The past 34 months have been busy for Red Eagle with positive development hitting the tape at every turn. For this reason, upon initial review, the huge sale lends itself to a degree of curiosity. On March 1st, in the company’s filing statements, it was reported that STRACON GyM S.A., a subsidiary of Graña y Montero Group, had sold 23 million shares of Red Eagle Mining on the Lima Stock Exchange. The sale represented approximately 8.69% of the outstanding shares of Red Eagle.
While Stracon had every right to sell its shares, there is a lesson to be learned. When public companies issue shares for services, often, those shares will come back to the market as hard costs and payroll need to be met.
“The sale followed the successful completion of construction and initial gold production at the San Ramon mine developed by Red Eagle, for which STRACON GyM provided mining services.”
STRACON GyM continues to hold 10,539,360 shares of Red Eagle, representing approximately 3.98% of the outstanding shares. Their position is now relatively inconsequential given Red Eagle has over 264 million shares outstanding.
Note: The aggregate sale price of Stracon’s 23 million shares was US$11,500,000 or approximately US$0.50 per share.
Reports suggest STRACON GyM will continue with its contract for Red Eagle, signed in 2015, to operate the San Ramón mining project, located in Antioquia, Colombia.
Marketwired.com also noted that,
“This is the third sale that the Graña y Montero Group has completed as part of its objective to sell non-strategic assets (up to an amount of US$ 300 million) to fulfill the obligations derived from the termination of the Peruvian Southern Gas Pipeline (GSP). The non-strategic assets that the Graña y Montero Group has put up for sale do not impact the company’s business strategy in the medium-to long-term.”
Red Eagle Mining management is focused on building shareholder value, through discovering and developing gold projects with low costs and low technical risks in Colombia. The company’s San Ramon Gold Mine lies in a jurisdiction with prolific historic production but has had limited modern exploration, until recently.
Management proved its speed and efficiency, by reaching first gold pour on November 6th, only 14 months after breaking ground on the project. While the company may be in production, the exploration is nowhere near complete.
On January 17th, Red Eagle reported intersecting 5 metres of 33 grams per tonne gold.
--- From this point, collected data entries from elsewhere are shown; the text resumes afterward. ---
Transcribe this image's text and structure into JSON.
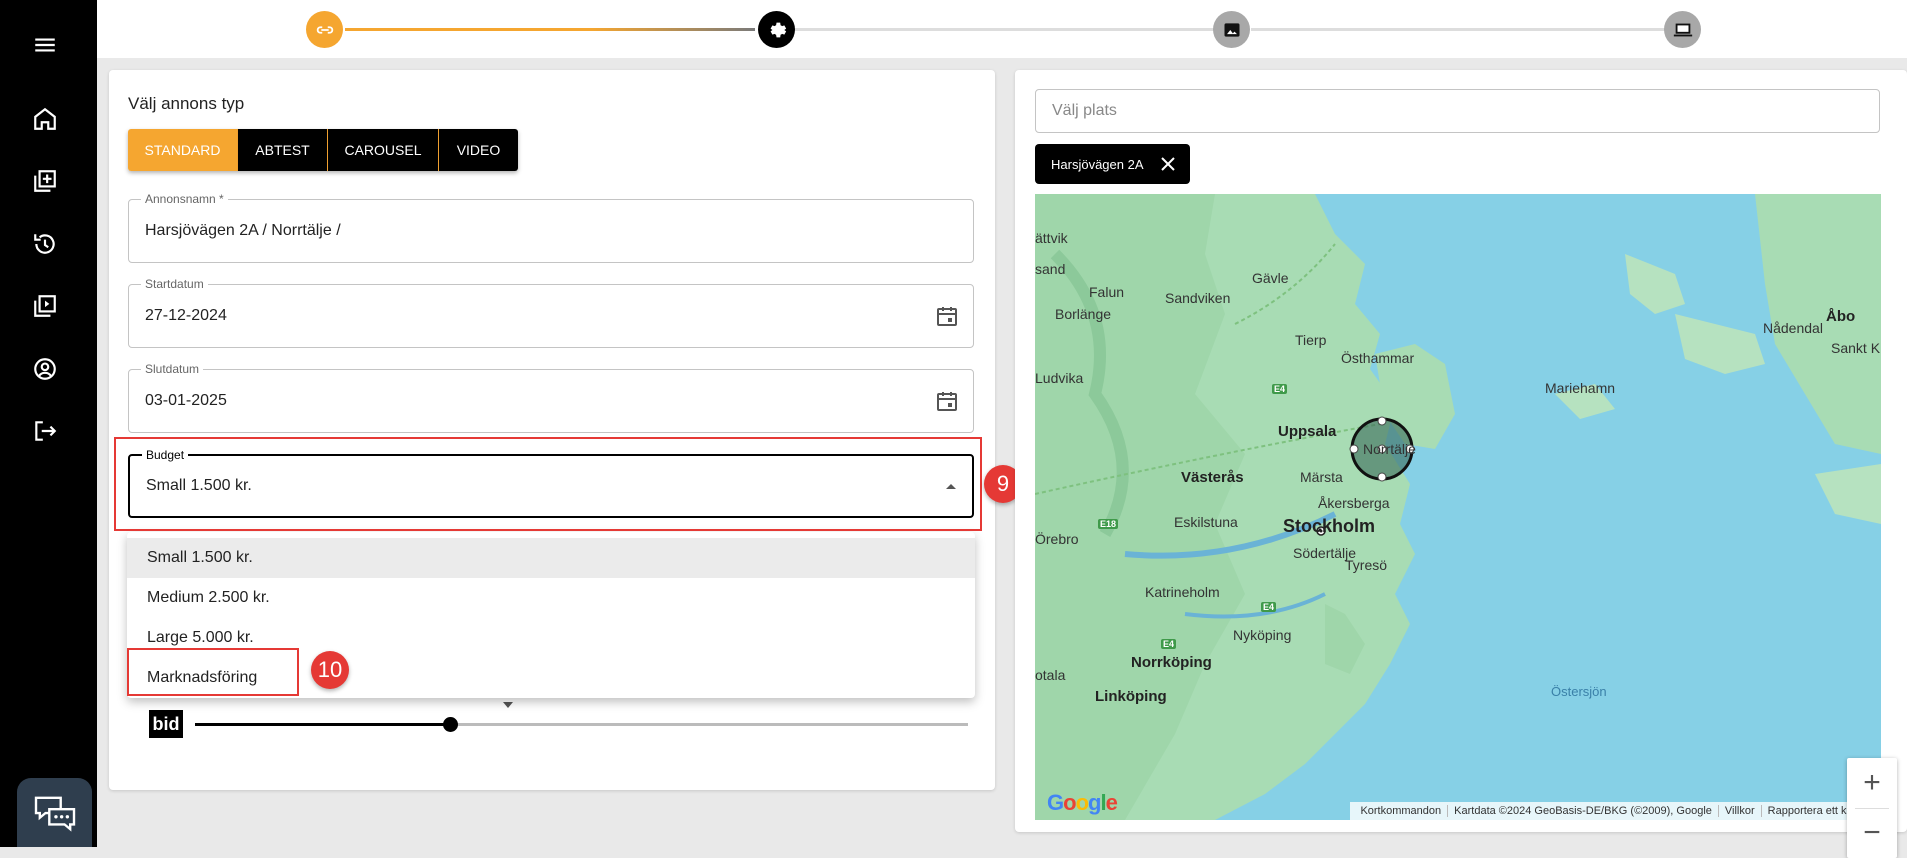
{
  "sidebar": {
    "icons": [
      "menu-icon",
      "home-icon",
      "add-ad-icon",
      "history-icon",
      "video-library-icon",
      "account-icon",
      "logout-icon"
    ],
    "chat": "chat-icon"
  },
  "stepper": {
    "steps": [
      "link-icon",
      "settings-icon",
      "image-icon",
      "laptop-icon"
    ],
    "active_color": "#f5a630"
  },
  "form": {
    "title": "Välj annons typ",
    "ad_types": [
      "STANDARD",
      "ABTEST",
      "CAROUSEL",
      "VIDEO"
    ],
    "active_type": "STANDARD",
    "ad_name": {
      "label": "Annonsnamn *",
      "value": "Harsjövägen 2A / Norrtälje /"
    },
    "start_date": {
      "label": "Startdatum",
      "value": "27-12-2024"
    },
    "end_date": {
      "label": "Slutdatum",
      "value": "03-01-2025"
    },
    "budget": {
      "label": "Budget",
      "value": "Small 1.500 kr.",
      "options": [
        "Small 1.500 kr.",
        "Medium 2.500 kr.",
        "Large 5.000 kr.",
        "Marknadsföring"
      ]
    },
    "bid_label": "bid",
    "bid_slider_fraction": 0.33
  },
  "annotations": {
    "badge_9": "9",
    "badge_10": "10",
    "color": "#e53935"
  },
  "map_panel": {
    "search_placeholder": "Välj plats",
    "chip_label": "Harsjövägen 2A",
    "labels": {
      "ludvika": "Ludvika",
      "falun": "Falun",
      "borlange": "Borlänge",
      "sandviken": "Sandviken",
      "gavle": "Gävle",
      "tierp": "Tierp",
      "osthammar": "Östhammar",
      "uppsala": "Uppsala",
      "vasteras": "Västerås",
      "marsta": "Märsta",
      "norrtalje": "Norrtälje",
      "akersberga": "Åkersberga",
      "stockholm": "Stockholm",
      "eskilstuna": "Eskilstuna",
      "orebro": "Örebro",
      "sodertalje": "Södertälje",
      "tyreso": "Tyresö",
      "katrineholm": "Katrineholm",
      "nykoping": "Nyköping",
      "norrkoping": "Norrköping",
      "linkoping": "Linköping",
      "ostersjon": "Östersjön",
      "mariehamn": "Mariehamn",
      "abo": "Åbo",
      "nadendal": "Nådendal",
      "sankt": "Sankt K",
      "attvik": "ättvik",
      "sand": "sand",
      "otala": "otala"
    },
    "roads": {
      "e4": "E4",
      "e18": "E18"
    },
    "attribution": [
      "Kortkommandon",
      "Kartdata ©2024 GeoBasis-DE/BKG (©2009), Google",
      "Villkor",
      "Rapportera ett kartfel"
    ],
    "google": "Google",
    "zoom_in": "+",
    "zoom_out": "−"
  }
}
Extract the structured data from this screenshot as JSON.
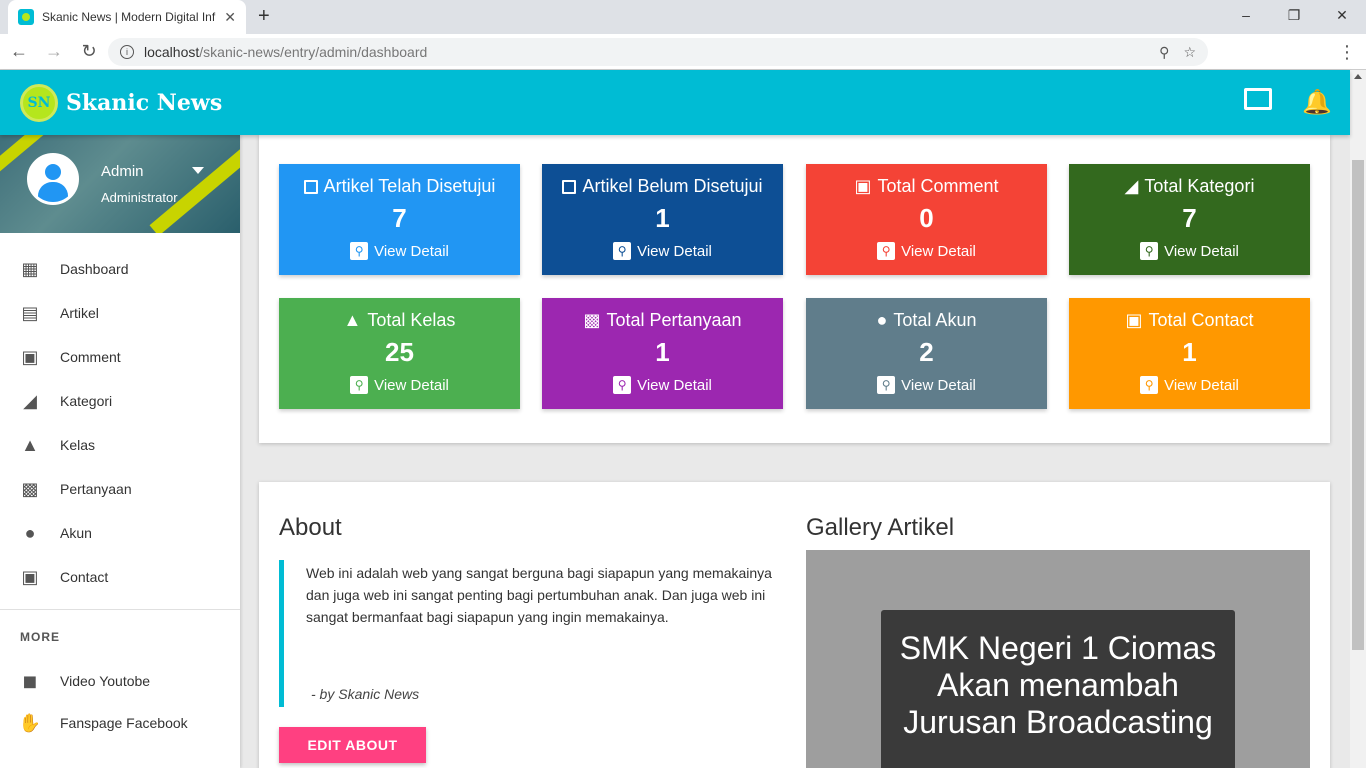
{
  "browser": {
    "tab_title": "Skanic News | Modern Digital Inf",
    "tab_close": "✕",
    "new_tab": "+",
    "url_host": "localhost",
    "url_path": "/skanic-news/entry/admin/dashboard",
    "win_min": "–",
    "win_max": "❐",
    "win_close": "✕"
  },
  "header": {
    "logo_text": "SN",
    "brand": "Skanic News"
  },
  "user": {
    "name": "Admin",
    "role": "Administrator"
  },
  "menu": [
    {
      "label": "Dashboard",
      "icon": "dashboard-icon"
    },
    {
      "label": "Artikel",
      "icon": "library-books-icon"
    },
    {
      "label": "Comment",
      "icon": "comment-icon"
    },
    {
      "label": "Kategori",
      "icon": "tag-icon"
    },
    {
      "label": "Kelas",
      "icon": "bank-icon"
    },
    {
      "label": "Pertanyaan",
      "icon": "forum-icon"
    },
    {
      "label": "Akun",
      "icon": "account-circle-icon"
    },
    {
      "label": "Contact",
      "icon": "contact-icon"
    }
  ],
  "more": {
    "header": "MORE",
    "items": [
      {
        "label": "Video Youtobe",
        "icon": "videocam-icon"
      },
      {
        "label": "Fanspage Facebook",
        "icon": "thumb-up-icon"
      }
    ]
  },
  "stats": [
    {
      "title": "Artikel Telah Disetujui",
      "value": "7",
      "link": "View Detail",
      "color": "#2196f3"
    },
    {
      "title": "Artikel Belum Disetujui",
      "value": "1",
      "link": "View Detail",
      "color": "#0d4f95"
    },
    {
      "title": "Total Comment",
      "value": "0",
      "link": "View Detail",
      "color": "#f44336"
    },
    {
      "title": "Total Kategori",
      "value": "7",
      "link": "View Detail",
      "color": "#33691e"
    },
    {
      "title": "Total Kelas",
      "value": "25",
      "link": "View Detail",
      "color": "#4caf50"
    },
    {
      "title": "Total Pertanyaan",
      "value": "1",
      "link": "View Detail",
      "color": "#9c27b0"
    },
    {
      "title": "Total Akun",
      "value": "2",
      "link": "View Detail",
      "color": "#607d8b"
    },
    {
      "title": "Total Contact",
      "value": "1",
      "link": "View Detail",
      "color": "#ff9800"
    }
  ],
  "about": {
    "heading": "About",
    "text": "Web ini adalah web yang sangat berguna bagi siapapun yang memakainya dan juga web ini sangat penting bagi pertumbuhan anak. Dan juga web ini sangat bermanfaat bagi siapapun yang ingin memakainya.",
    "by": "- by Skanic News",
    "edit_button": "EDIT ABOUT"
  },
  "gallery": {
    "heading": "Gallery Artikel",
    "caption": "SMK Negeri 1 Ciomas Akan menambah Jurusan Broadcasting"
  }
}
On February 21st, Red Eagle closed a bought deal financing of 20,000,000 Common Shares at a price of $0.75 per Common Share for aggregate gross proceeds of $15,000,000.
The net proceeds of the offering will be used to advance exploration of the Santa Rosa Gold Project.
Red Eagle Mining was off 1.3% to $0.76 per share Tuesday.
GDXJ Down 24% from February High
With PDAC winding down and officially ending this week, the typical weakness at this time of year in gold stocks may be upon us.
After starting the year in fantastic fashion, the GDXJ has been in free-fall mode for weeks. On February 8th, the GDXJ hit $43.01 and has since shed $10 or 24.22% to a low of $32.66 today. I am watching the action in the miners very closely and will write a more detailed piece when a new trend develops.
GDXJ – 6 Month Chart
With gold waffling, the next catalyst for the metal could come later this month as the U.S. debt ceiling prepares to take center stage on March 15h. In the meantime, junior gold stocks such as Red Eagle cannot concern themselves with insider selling or the fickle gold market, but on executing its fundamentals. Red Eagle has been doing exactly that for the past few months as can be seen through it reaching production, putting out high-grade drill results and closing a significant bought deal financing.